As Fielding approached, the boy pointed the cue at him and said, “Rat ta ta ta ta. Man, you’re dead.”
Sober, Fielding might have been a little intimidated by the group; drunk, he would certainly have made trouble. But in between, right now — “That’s pretty funny, kid. You ought to be on TV” — and he brushed past the boy with a grin and made his way to the car.
There were two keys on the ring he’d taken from Juanita’s purse — one for the luggage compartment, the other for the doors and ignition. He tried the wrong key on the door first. It was a bad start, made worse by the fact that the boys were watching him with sober interest, as if they knew perfectly well what he intended to do and were waiting to see how he did it and if he would get caught. Later — if there was a later — they would be able to give a good description of both him and the car. Or perhaps Juanita had already called the police, and they had a description on the radio right now. He had counted on her distrust of officials to prevent such a move, but Juanita was unpredictable.
Once inside her car, he had a moment of panic when he looked at the dashboard. He hadn’t driven a car for a long time, and never one like this, with so many buttons and switches that he couldn’t tell which was supposed to turn on the lights. Even without lights, though, he knew where to find the most important object in the car — the half-pint of whiskey he’d bought at one of the bars and later hidden on the floorboard under the seat. The bottle had hardly touched his lips before he began feeling the effects of its contents. First there was a fleeting moment of guilt, followed by the transition of guilt to blame, blame to revenge, revenge to power: By God, I’m going to teach all of them a lesson.
In an ordinary person these changes of emotion would take time to evolve. But Fielding was like a man who’s been hypnotized so often that a snap of the fingers will put him under. A smell of the cork, a tilt of the bottle, and By God, I’ll teach those smug, hypocritical, patronizing bastards.
One of the young Negro men had approached the car and was kicking the right rear tire absently, as if he had no motive other than that the tire was there to kick and he didn’t have anything more important to do.
Fielding shouted through the closed window, “Get your black feet off that tire, coon boy!” He knew these were fighting words, but he knew, too, in that corner of his mind which still had access to the real world, that the insult had been muffled by the window glass and scrambled by the wind.

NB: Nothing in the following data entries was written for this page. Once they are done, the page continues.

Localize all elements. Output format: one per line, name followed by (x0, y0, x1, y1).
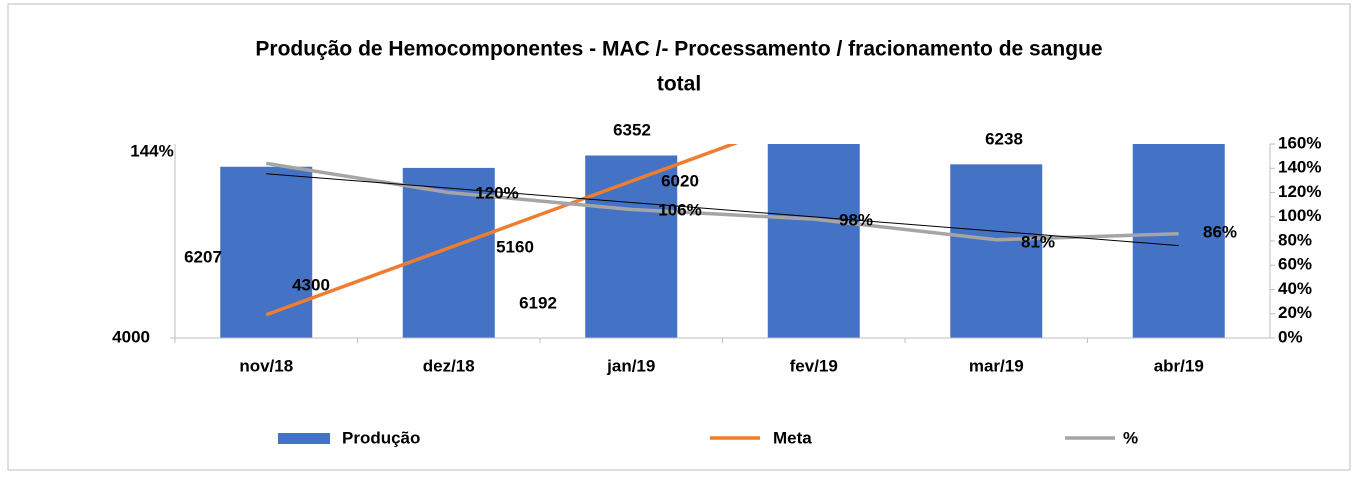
y2-tick-label: 100% (1278, 206, 1321, 225)
bar (950, 164, 1043, 338)
data-label: 5160 (496, 237, 534, 256)
data-label: 98% (839, 210, 873, 229)
legend-swatch (278, 433, 330, 444)
bar (585, 155, 678, 338)
line (265, 144, 739, 317)
data-label: 86% (1203, 222, 1237, 241)
y2-tick-label: 20% (1278, 303, 1312, 322)
x-tick-label: jan/19 (606, 356, 655, 375)
x-tick-label: fev/19 (790, 356, 838, 375)
x-tick-label: dez/18 (423, 356, 475, 375)
y2-tick-label: 140% (1278, 158, 1321, 177)
y2-tick-label: 160% (1278, 133, 1321, 152)
bar (767, 144, 860, 338)
legend-label: Produção (342, 428, 420, 447)
y2-tick-label: 80% (1278, 230, 1312, 249)
x-tick-label: abr/19 (1154, 356, 1204, 375)
y2-tick-label: 60% (1278, 255, 1312, 274)
data-label: 6192 (519, 293, 557, 312)
chart-title-line2: total (657, 73, 701, 96)
legend-label: Meta (773, 428, 812, 447)
plot-area (220, 144, 1225, 338)
data-label: 6020 (661, 171, 699, 190)
y2-tick-label: 120% (1278, 182, 1321, 201)
data-label: 4300 (292, 275, 330, 294)
y2-tick-label: 0% (1278, 327, 1303, 346)
y-tick-label: 4000 (112, 327, 150, 346)
data-label: 144% (130, 141, 173, 160)
data-label: 106% (658, 200, 701, 219)
data-label: 6207 (184, 247, 222, 266)
x-tick-label: nov/18 (239, 356, 293, 375)
bar (1132, 144, 1225, 338)
data-label: 81% (1021, 232, 1055, 251)
y2-tick-label: 40% (1278, 279, 1312, 298)
x-tick-label: mar/19 (969, 356, 1024, 375)
data-label: 6238 (985, 129, 1023, 148)
data-label: 120% (475, 183, 518, 202)
data-label: 6352 (613, 120, 651, 139)
trendline (266, 173, 1179, 247)
chart-title: Produção de Hemocomponentes - MAC /- Pro… (255, 38, 1102, 61)
bar (220, 166, 313, 338)
legend-label: % (1123, 428, 1138, 447)
line (265, 161, 1179, 242)
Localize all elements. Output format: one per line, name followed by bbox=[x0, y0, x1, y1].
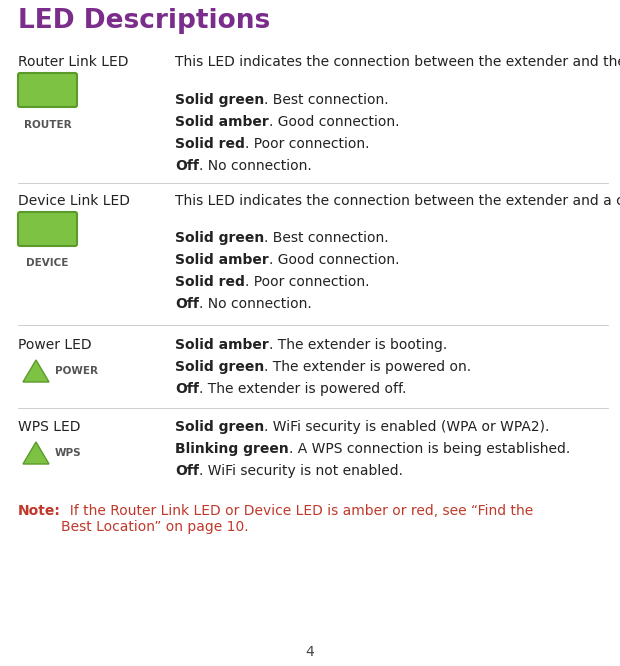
Text: . The extender is powered on.: . The extender is powered on. bbox=[264, 360, 471, 374]
Text: . Poor connection.: . Poor connection. bbox=[245, 275, 370, 289]
Text: . The extender is booting.: . The extender is booting. bbox=[268, 338, 447, 352]
Text: . Good connection.: . Good connection. bbox=[268, 115, 399, 129]
Text: 4: 4 bbox=[306, 645, 314, 659]
Text: . Best connection.: . Best connection. bbox=[264, 231, 389, 245]
Text: Solid amber: Solid amber bbox=[175, 253, 268, 267]
Text: Off: Off bbox=[175, 382, 199, 396]
Text: Solid red: Solid red bbox=[175, 275, 245, 289]
Text: Solid amber: Solid amber bbox=[175, 338, 268, 352]
Text: . The extender is powered off.: . The extender is powered off. bbox=[199, 382, 406, 396]
Text: Blinking green: Blinking green bbox=[175, 442, 289, 456]
Text: . No connection.: . No connection. bbox=[199, 159, 312, 173]
Text: . WiFi security is not enabled.: . WiFi security is not enabled. bbox=[199, 464, 403, 478]
Text: . Poor connection.: . Poor connection. bbox=[245, 137, 370, 151]
Text: Off: Off bbox=[175, 159, 199, 173]
Text: WPS: WPS bbox=[55, 448, 82, 458]
Text: Off: Off bbox=[175, 464, 199, 478]
Text: Solid green: Solid green bbox=[175, 93, 264, 107]
Text: Router Link LED: Router Link LED bbox=[18, 55, 128, 69]
Text: DEVICE: DEVICE bbox=[26, 258, 69, 268]
Text: Power LED: Power LED bbox=[18, 338, 92, 352]
FancyBboxPatch shape bbox=[18, 212, 77, 246]
Text: Solid green: Solid green bbox=[175, 420, 264, 434]
Polygon shape bbox=[23, 442, 49, 464]
Text: This LED indicates the connection between the extender and a computer or mobile : This LED indicates the connection betwee… bbox=[175, 194, 620, 208]
Text: ROUTER: ROUTER bbox=[24, 120, 71, 130]
Text: This LED indicates the connection between the extender and the router or access : This LED indicates the connection betwee… bbox=[175, 55, 620, 69]
Text: Solid green: Solid green bbox=[175, 231, 264, 245]
Text: . Good connection.: . Good connection. bbox=[268, 253, 399, 267]
Text: LED Descriptions: LED Descriptions bbox=[18, 8, 270, 34]
Text: Device Link LED: Device Link LED bbox=[18, 194, 130, 208]
Text: . No connection.: . No connection. bbox=[199, 297, 312, 311]
Text: Solid red: Solid red bbox=[175, 137, 245, 151]
Text: . A WPS connection is being established.: . A WPS connection is being established. bbox=[289, 442, 570, 456]
Text: . WiFi security is enabled (WPA or WPA2).: . WiFi security is enabled (WPA or WPA2)… bbox=[264, 420, 549, 434]
Text: If the Router Link LED or Device LED is amber or red, see “Find the
Best Locatio: If the Router Link LED or Device LED is … bbox=[61, 504, 533, 534]
FancyBboxPatch shape bbox=[18, 73, 77, 107]
Text: . Best connection.: . Best connection. bbox=[264, 93, 389, 107]
Text: POWER: POWER bbox=[55, 366, 98, 376]
Text: Off: Off bbox=[175, 297, 199, 311]
Polygon shape bbox=[23, 360, 49, 382]
Text: Solid green: Solid green bbox=[175, 360, 264, 374]
Text: WPS LED: WPS LED bbox=[18, 420, 81, 434]
Text: Solid amber: Solid amber bbox=[175, 115, 268, 129]
Text: Note:: Note: bbox=[18, 504, 61, 518]
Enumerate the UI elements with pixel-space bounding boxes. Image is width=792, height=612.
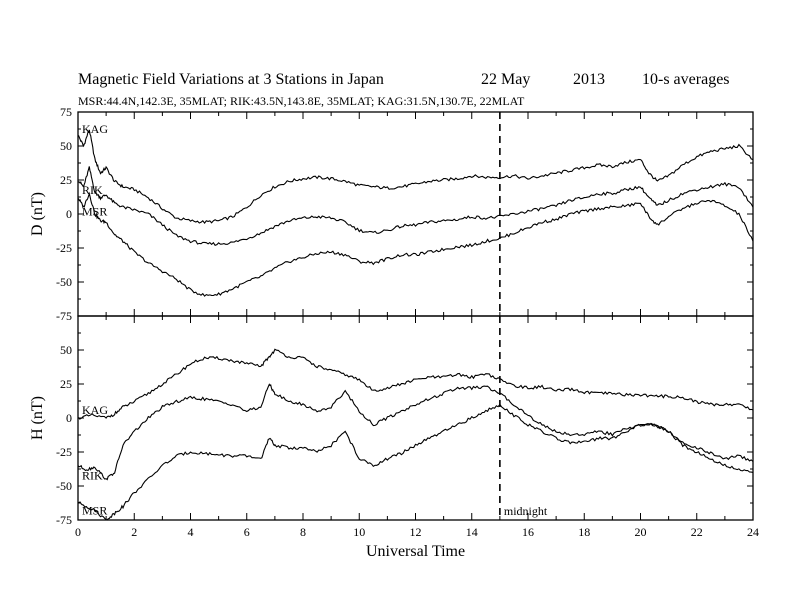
y-tick-label: 75 xyxy=(60,105,72,119)
chart-title-date: 22 May xyxy=(481,71,531,88)
y-tick-label: 0 xyxy=(66,207,72,221)
series-label-msr: MSR xyxy=(82,205,107,219)
panel-frame-0 xyxy=(77,111,754,317)
series-line-msr xyxy=(77,191,754,297)
chart-title-main: Magnetic Field Variations at 3 Stations … xyxy=(78,71,384,88)
y-tick-label: -25 xyxy=(56,241,72,255)
y-tick-label: -50 xyxy=(56,275,72,289)
series-label-msr: MSR xyxy=(82,503,107,517)
y-tick-label: 0 xyxy=(66,411,72,425)
x-tick-label: 8 xyxy=(300,525,306,539)
y-axis-label: H (nT) xyxy=(29,396,46,440)
x-tick-label: 6 xyxy=(244,525,250,539)
x-tick-label: 16 xyxy=(522,525,534,539)
x-tick-label: 12 xyxy=(410,525,422,539)
series-label-kag: KAG xyxy=(82,122,108,136)
series-line-rik xyxy=(77,166,754,246)
x-tick-label: 18 xyxy=(578,525,590,539)
series-line-rik xyxy=(77,383,754,481)
x-tick-label: 4 xyxy=(188,525,194,539)
series-label-kag: KAG xyxy=(82,403,108,417)
series-line-kag xyxy=(77,348,754,420)
series-line-msr xyxy=(77,403,754,521)
y-tick-label: -75 xyxy=(56,513,72,527)
series-label-rik: RIK xyxy=(82,183,103,197)
y-tick-label: 50 xyxy=(60,139,72,153)
x-tick-label: 22 xyxy=(691,525,703,539)
series-line-kag xyxy=(77,129,754,225)
chart-subtitle: MSR:44.4N,142.3E, 35MLAT; RIK:43.5N,143.… xyxy=(78,94,525,108)
x-tick-label: 2 xyxy=(131,525,137,539)
y-tick-label: 25 xyxy=(60,377,72,391)
x-tick-label: 14 xyxy=(466,525,478,539)
x-tick-label: 0 xyxy=(75,525,81,539)
y-tick-label: 50 xyxy=(60,343,72,357)
y-tick-label: -75 xyxy=(56,309,72,323)
x-axis-label: Universal Time xyxy=(366,543,465,560)
y-tick-label: -25 xyxy=(56,445,72,459)
y-tick-label: -50 xyxy=(56,479,72,493)
x-tick-label: 10 xyxy=(353,525,365,539)
y-tick-label: 25 xyxy=(60,173,72,187)
y-axis-label: D (nT) xyxy=(29,192,46,236)
x-tick-label: 24 xyxy=(747,525,759,539)
panel-frame-1 xyxy=(77,315,754,521)
chart-title-year: 2013 xyxy=(573,71,605,88)
midnight-label: midnight xyxy=(504,504,548,518)
x-tick-label: 20 xyxy=(635,525,647,539)
chart-title-note: 10-s averages xyxy=(642,71,730,88)
series-label-rik: RIK xyxy=(82,469,103,483)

He pressed the starter button. The car gave a couple of forward lurches, then the engine died, and he saw that he hadn’t released the emergency brake. He released it, started the engine again, and looked in the rearview mirror to make sure the road was clear of traffic behind him. There were no nearby cars, and he was on the point of pulling away from the curb when he saw two Juanitas running down the middle of the road, barefooted, their arms flailing like windmills in a gale, their skirts ballooning around their thighs.